Henfield Lacemakers was formed over 30 years ago, in 1984, it was the eagerness of a little girl called Kim, living in Henfield, that prompted the start of the group.
She wanted to learn how to make lace, in an attempt to teach her daughter, her mother Thelma Richards-Carpenter, had to teach herself at the same time! needing to know more, she and her daughter went along to Sussex Lacemakers who meet in Lancing.
There they met a lacemaker from Henfield, Jacquie Tinch and the three of them started meeting up in Henfield.
Gradually the small group expanded and in January 1986 Jacquie Tinch started to tutor classes in the Garden Room at Potwell in Cagefoot Lane. Several years later, she moved to Lincolnshire and the class reverted to a social gathering.
In April 2006 a Committee was formed to put Henfield Lacemakers on a firm footing and bring the group into the 21st Century.
With invaluable help and support from the Henfield Hub, this has been achieved.
Meetings are now held on the 1st and 3rd Tuesday each month from 2 - 4pm at the Gladys Bevan Hall in Upper Beeding.
The group currently has 12 members, but it is growing.
The good news is that there is now enough expertise within the Group to introduce anyone to lacemaking. If you are interested in having a go at lacemaking, are already a lacemaker or quite simply, would just like to see what lacemaking is all about, do get in touch with Jane Martin on 01273 493924.
Lacemaking is a fascinating craft, with so many different types of lace to learn, not only the traditional which originated in various Counties in our Country i.e. Devon (Honiton), Buckinghamshire and Bedfordshire but Continental laces and (very much 21st Century) Contemporary and three
Lacemakers are pushing out the boundaries all the time now, making it an exciting time.
Bobbin Lace is made using a special domed or flat pillow made of straw or, more commonly now, polystyrene. A pattern is made on strong card and is attached to the pillow which guides the lacemaker as the lace is made. Sharp pins are inserted into the card as the work progresses and the thread is worked around these pins.
The threads are wound onto specially turned wood or bone bobbins which have a ring of beads (called spangles) at the bottom.

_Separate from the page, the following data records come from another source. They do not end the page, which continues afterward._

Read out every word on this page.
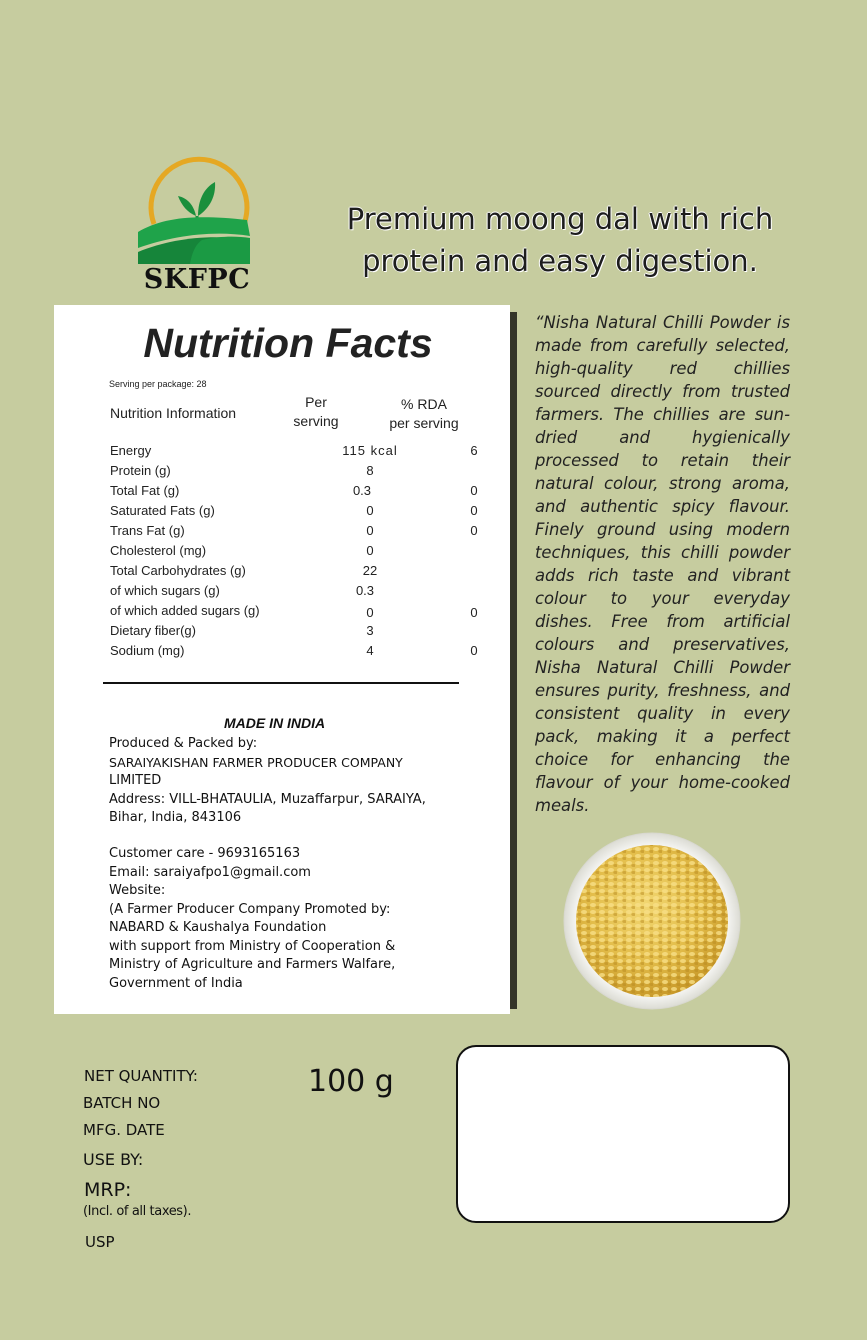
SKFPC
Premium moong dal with rich protein and easy digestion.
Nutrition Facts
Serving per package: 28
Nutrition Information
Per
serving
% RDA
per serving
Energy	115 kcal	6
Protein (g)	8
Total Fat (g)	0.3	0
Saturated Fats (g)	0	0
Trans Fat (g)	0	0
Cholesterol (mg)	0
Total Carbohydrates (g)	22
of which sugars (g)	0.3
of which added sugars (g)	0	0
Dietary fiber(g)	3
Sodium (mg)	4	0
MADE IN INDIA
Produced & Packed by:
SARAIYAKISHAN FARMER PRODUCER COMPANY
LIMITED
Address: VILL-BHATAULIA, Muzaffarpur, SARAIYA,
Bihar, India, 843106
Customer care - 9693165163
Email: saraiyafpo1@gmail.com
Website:
(A Farmer Producer Company Promoted by:
NABARD & Kaushalya Foundation
with support from Ministry of Cooperation &
Ministry of Agriculture and Farmers Walfare,
Government of India
“Nisha Natural Chilli Powder is made from carefully selected, high-quality red chillies sourced directly from trusted farmers. The chillies are sun-dried and hygienically processed to retain their natural colour, strong aroma, and authentic spicy flavour. Finely ground using modern techniques, this chilli powder adds rich taste and vibrant colour to your everyday dishes. Free from artificial colours and preservatives, Nisha Natural Chilli Powder ensures purity, freshness, and consistent quality in every pack, making it a perfect choice for enhancing the flavour of your home-cooked meals.
NET QUANTITY:
BATCH NO
MFG. DATE
USE BY:
MRP:
(Incl. of all taxes).
USP
100 g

Although highly decorative, the bobbins have a serious job to do, they tension the thread as work progresses and the spangles prevent the bobbins from rolling around.

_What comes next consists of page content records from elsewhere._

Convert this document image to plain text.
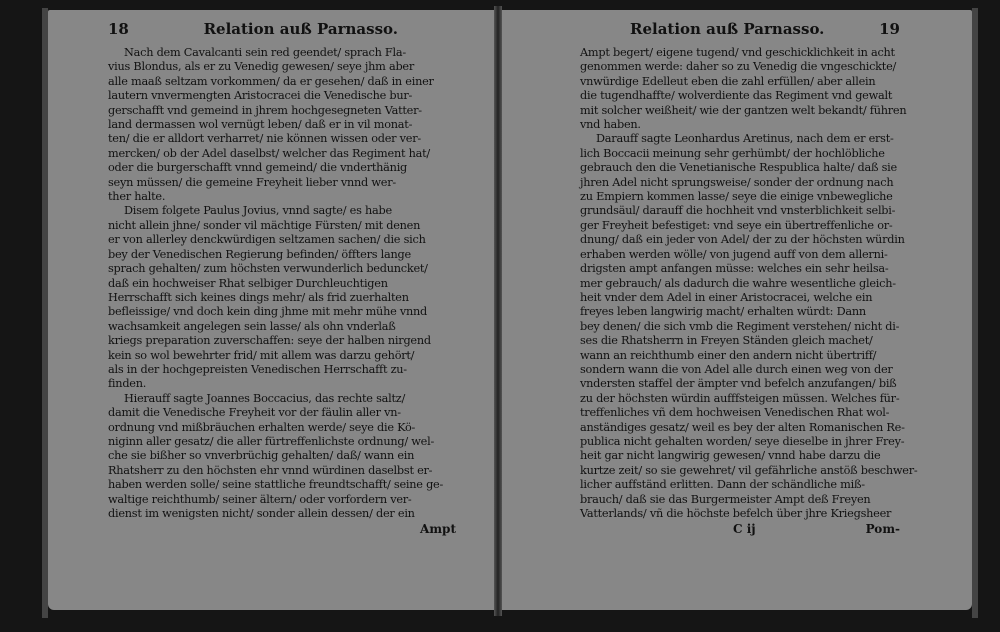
18	Relation auß Parnasso.
Nach dem Cavalcanti sein red geendet/ sprach Fla-
vius Blondus, als er zu Venedig gewesen/ seye jhm aber
alle maaß seltzam vorkommen/ da er gesehen/ daß in einer
lautern vnvermengten Aristocracei die Venedische bur-
gerschafft vnd gemeind in jhrem hochgesegneten Vatter-
land dermassen wol vernügt leben/ daß er in vil monat-
ten/ die er alldort verharret/ nie können wissen oder ver-
mercken/ ob der Adel daselbst/ welcher das Regiment hat/
oder die burgerschafft vnnd gemeind/ die vnderthänig
seyn müssen/ die gemeine Freyheit lieber vnnd wer-
ther halte.
Disem folgete Paulus Jovius, vnnd sagte/ es habe
nicht allein jhne/ sonder vil mächtige Fürsten/ mit denen
er von allerley denckwürdigen seltzamen sachen/ die sich
bey der Venedischen Regierung befinden/ öffters lange
sprach gehalten/ zum höchsten verwunderlich beduncket/
daß ein hochweiser Rhat selbiger Durchleuchtigen
Herrschafft sich keines dings mehr/ als frid zuerhalten
befleissige/ vnd doch kein ding jhme mit mehr mühe vnnd
wachsamkeit angelegen sein lasse/ als ohn vnderlaß
kriegs preparation zuverschaffen: seye der halben nirgend
kein so wol bewehrter frid/ mit allem was darzu gehört/
als in der hochgepreisten Venedischen Herrschafft zu-
finden.
Hierauff sagte Joannes Boccacius, das rechte saltz/
damit die Venedische Freyheit vor der fäulin aller vn-
ordnung vnd mißbräuchen erhalten werde/ seye die Kö-
niginn aller gesatz/ die aller fürtreffenlichste ordnung/ wel-
che sie bißher so vnverbrüchig gehalten/ daß/ wann ein
Rhatsherr zu den höchsten ehr vnnd würdinen daselbst er-
haben werden solle/ seine stattliche freundtschafft/ seine ge-
waltige reichthumb/ seiner ältern/ oder vorfordern ver-
dienst im wenigsten nicht/ sonder allein dessen/ der ein
Ampt
Relation auß Parnasso.	19
Ampt begert/ eigene tugend/ vnd geschicklichkeit in acht
genommen werde: daher so zu Venedig die vngeschickte/
vnwürdige Edelleut eben die zahl erfüllen/ aber allein
die tugendhaffte/ wolverdiente das Regiment vnd gewalt
mit solcher weißheit/ wie der gantzen welt bekandt/ führen
vnd haben.
Darauff sagte Leonhardus Aretinus, nach dem er erst-
lich Boccacii meinung sehr gerhümbt/ der hochlöbliche
gebrauch den die Venetianische Respublica halte/ daß sie
jhren Adel nicht sprungsweise/ sonder der ordnung nach
zu Empiern kommen lasse/ seye die einige vnbewegliche
grundsäul/ darauff die hochheit vnd vnsterblichkeit selbi-
ger Freyheit befestiget: vnd seye ein übertreffenliche or-
dnung/ daß ein jeder von Adel/ der zu der höchsten würdin
erhaben werden wölle/ von jugend auff von dem allerni-
drigsten ampt anfangen müsse: welches ein sehr heilsa-
mer gebrauch/ als dadurch die wahre wesentliche gleich-
heit vnder dem Adel in einer Aristocracei, welche ein
freyes leben langwirig macht/ erhalten würdt: Dann
bey denen/ die sich vmb die Regiment verstehen/ nicht di-
ses die Rhatsherrn in Freyen Ständen gleich machet/
wann an reichthumb einer den andern nicht übertriff/
sondern wann die von Adel alle durch einen weg von der
vndersten staffel der ämpter vnd befelch anzufangen/ biß
zu der höchsten würdin aufffsteigen müssen. Welches für-
treffenliches vñ dem hochweisen Venedischen Rhat wol-
anständiges gesatz/ weil es bey der alten Romanischen Re-
publica nicht gehalten worden/ seye dieselbe in jhrer Frey-
heit gar nicht langwirig gewesen/ vnnd habe darzu die
kurtze zeit/ so sie gewehret/ vil gefährliche anstöß beschwer-
licher auffständ erlitten. Dann der schändliche miß-
brauch/ daß sie das Burgermeister Ampt deß Freyen
Vatterlands/ vñ die höchste befelch über jhre Kriegsheer
C ij	Pom-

The thread used can be cotton, linen or silk. Traditionally lace was made in white, ecru or black but now coloured thread has found its way into lacemaking to great effect.
At first glance, lacemaking looks difficult and complicated but it comprises only two stitches. When mastered, the possibilities are endless.
Lace is universal, many countries in the world have their own specific style of lace.
Recently, Henfield Lacemakers organised their very first workshop to learn the techniques of Idrija Lace, the lace of Slovenia.
Lace is a never ending journey and an incredibly fascinating journey too!
Two major fund-raising events have been undertaken by the Group, for the Marie Curie Nurses and for HART.
Henfield Lacemakers is also the founder group of the Martlets Lacemakers in Horsham which draws in lacemakers from an even wider area.
It will be celebrating its 28th year in November. Lacemakers everywhere are passionate about keeping the ancient craft of lacemaking alive and Henfield Lacemakers are no different!